Più tardi. Fino ai 15 o 16 anni era un hobby molto serio. Poi durante un soggiorno studio in America ho iniziato a ballare ogni giorno e lì ho capito che volevo provarci davvero. Sono entrata al MUK - Musik und Kunst Privatuniversität der Stadt Wien - dove ho studiato danza classica e contemporanea. Da lì sono arrivate le prime opportunità professionali, che ho la fortuna di portare avanti ancora oggi.
Hai lavorato molto tra Vienna e Bolzano. Che differenze percepisci?
Vienna è una grande città con una scena continua. In Alto Adige ci sono realtà di qualità come Bolzano Danza, Transart, o Alps Move che per me è stato fondamentale: mi ha dato un palco da giovanissima e mi ha permesso di conoscere artisti e creare rete. Parliamo, però, di singoli eventi isolati. Sul territorio manca una struttura stabile che produca danza tutto l’anno, come accade nel teatro.
Oggi lavori stabilmente al Tiroler Landestheater di Innsbruck. Che esperienza è?

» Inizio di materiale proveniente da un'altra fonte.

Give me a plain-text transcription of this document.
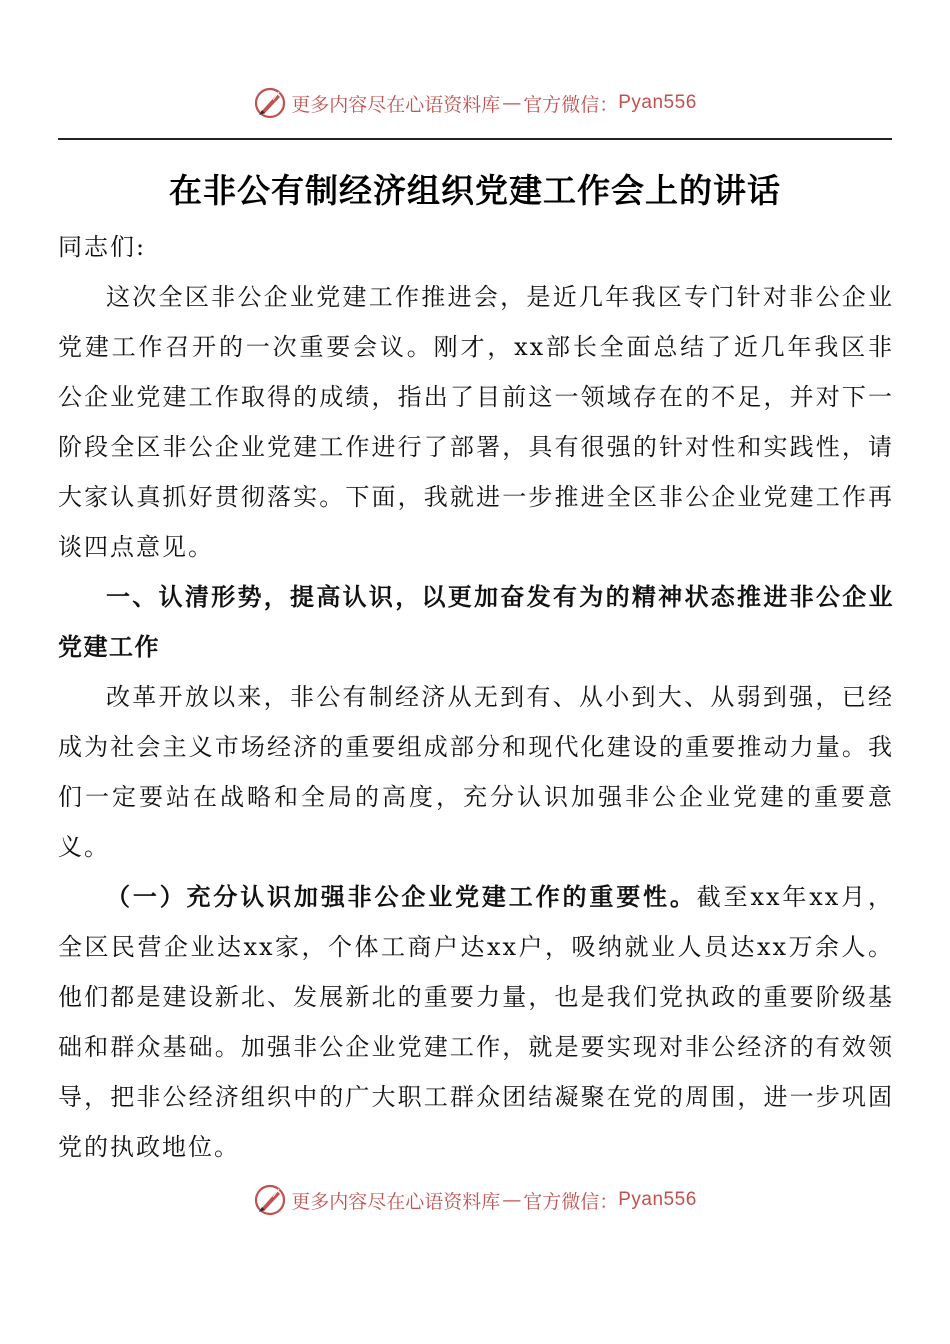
更多内容尽在心语资料库 — 官方微信： Pyan556
在非公有制经济组织党建工作会上的讲话

同志们:

这次全区非公企业党建工作推进会，是近几年我区专门针对非公企业党建工作召开的一次重要会议。刚才，xx部长全面总结了近几年我区非公企业党建工作取得的成绩，指出了目前这一领域存在的不足，并对下一阶段全区非公企业党建工作进行了部署，具有很强的针对性和实践性，请大家认真抓好贯彻落实。下面，我就进一步推进全区非公企业党建工作再谈四点意见。

一、认清形势，提高认识，以更加奋发有为的精神状态推进非公企业党建工作

改革开放以来，非公有制经济从无到有、从小到大、从弱到强，已经成为社会主义市场经济的重要组成部分和现代化建设的重要推动力量。我们一定要站在战略和全局的高度，充分认识加强非公企业党建的重要意义。

（一）充分认识加强非公企业党建工作的重要性。截至xx年xx月，全区民营企业达xx家，个体工商户达xx户，吸纳就业人员达xx万余人。他们都是建设新北、发展新北的重要力量，也是我们党执政的重要阶级基础和群众基础。加强非公企业党建工作，就是要实现对非公经济的有效领导，把非公经济组织中的广大职工群众团结凝聚在党的周围，进一步巩固党的执政地位。

更多内容尽在心语资料库 — 官方微信： Pyan556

Bellissima. Siamo una compagnia di 17 danzatori, e avere una struttura stabile ti permette di crescere molto. Di recente assieme a otto colleghi ho creato una coreografia, When the Heart Starts to Whisper: vedere un’idea prendere forma con tutti i mezzi che un teatro può offrire è stato unico.
Anche nelle tue coreografie il corpo sembra avere un ruolo centrale. Da dove parti quando crei?
Da uno sguardo verso l’interno. Mi interessano i corpi umani, le posture, i piccoli gesti, quello che il corpo conserva. Perché il corpo ricorda esperienze, incontri, emozioni. Quando lasci ai danzatori lo spazio per cercare dentro di sé emergono immagini potentissime, che diventano universali.
Nel tuo percorso convivono danza, nutrizione, wellbeing, teatro e insegnamento. Ti riconosci nell’idea del corpo come ecosistema?
Assolutamente! Mi interessano tante cose e per me sono tutte collegate. Studiando nutrizione ho capito che il corpo di un danzatore funziona come quello di un atleta. La danza è arte, certo, ma spesso rifiuta gli strumenti scientifici applicati nello sport. Oggi qualcosa sta cambiando: si lavora di più con trainer, nutrizionisti, mental coach. Però c’è ancora molta strada da fare.
Quanto conta l’aspetto mentale nella danza?
Tantissimo. Ci saranno sempre persone con un corpo più “perfetto” del tuo e più dotate tecnicamente. Senza consapevolezza mentale non reggi questo lavoro nel tempo. Oggi ho molto più rispetto del mio corpo di quando ero più giovane. Voglio stare bene anche dopo la carriera.
Parallelamente continui a lavorare anche ai progetti di Community Dance e del teatro transnazionale KULA. Cosa ti danno queste esperienze?
Community Dance è speciale perché lavori spesso con bambini che non hanno mai danzato. Devi trovare modi semplici e autentici per trasmettere il movimento. Con KULA invece lavoriamo tra lingue e culture diverse: spesso il corpo basta per capirsi.
Cosa c’è nel futuro di Sarah?
Continuerò ad affrontare la vita con curiosità, portando avanti i progetti di cui faccio parte, ma ascoltando sempre i bisogni del mio corpo. Per anni ti insegnano che la danza deve essere tutto. Oggi invece so che resterà sempre parte di me. Anche lontano dal palco e solo sul pavimento di casa.
[Fabian Daum]
SARAH MERLER
Classe 1993, originaria di Ponte Gardena, Sarah Merler è danzatrice contemporanea, coreografa e nutrizionista.
Attiva tra Austria e Alto Adige, dal 2023 fa parte del corpo di danza del Tiroler Landestheater di Innsbruck. Ha collaborato con le Vereinigte Bühnen Bozen e in numerosi festival locali, lavorando come performer e coreografa. Fa parte della compagnia transnazionale KULA e del Community Dance Team altoatesino. Si occupa inoltre di nutrizione nella danza con Tamed e opera come wellbeing coach per artisti.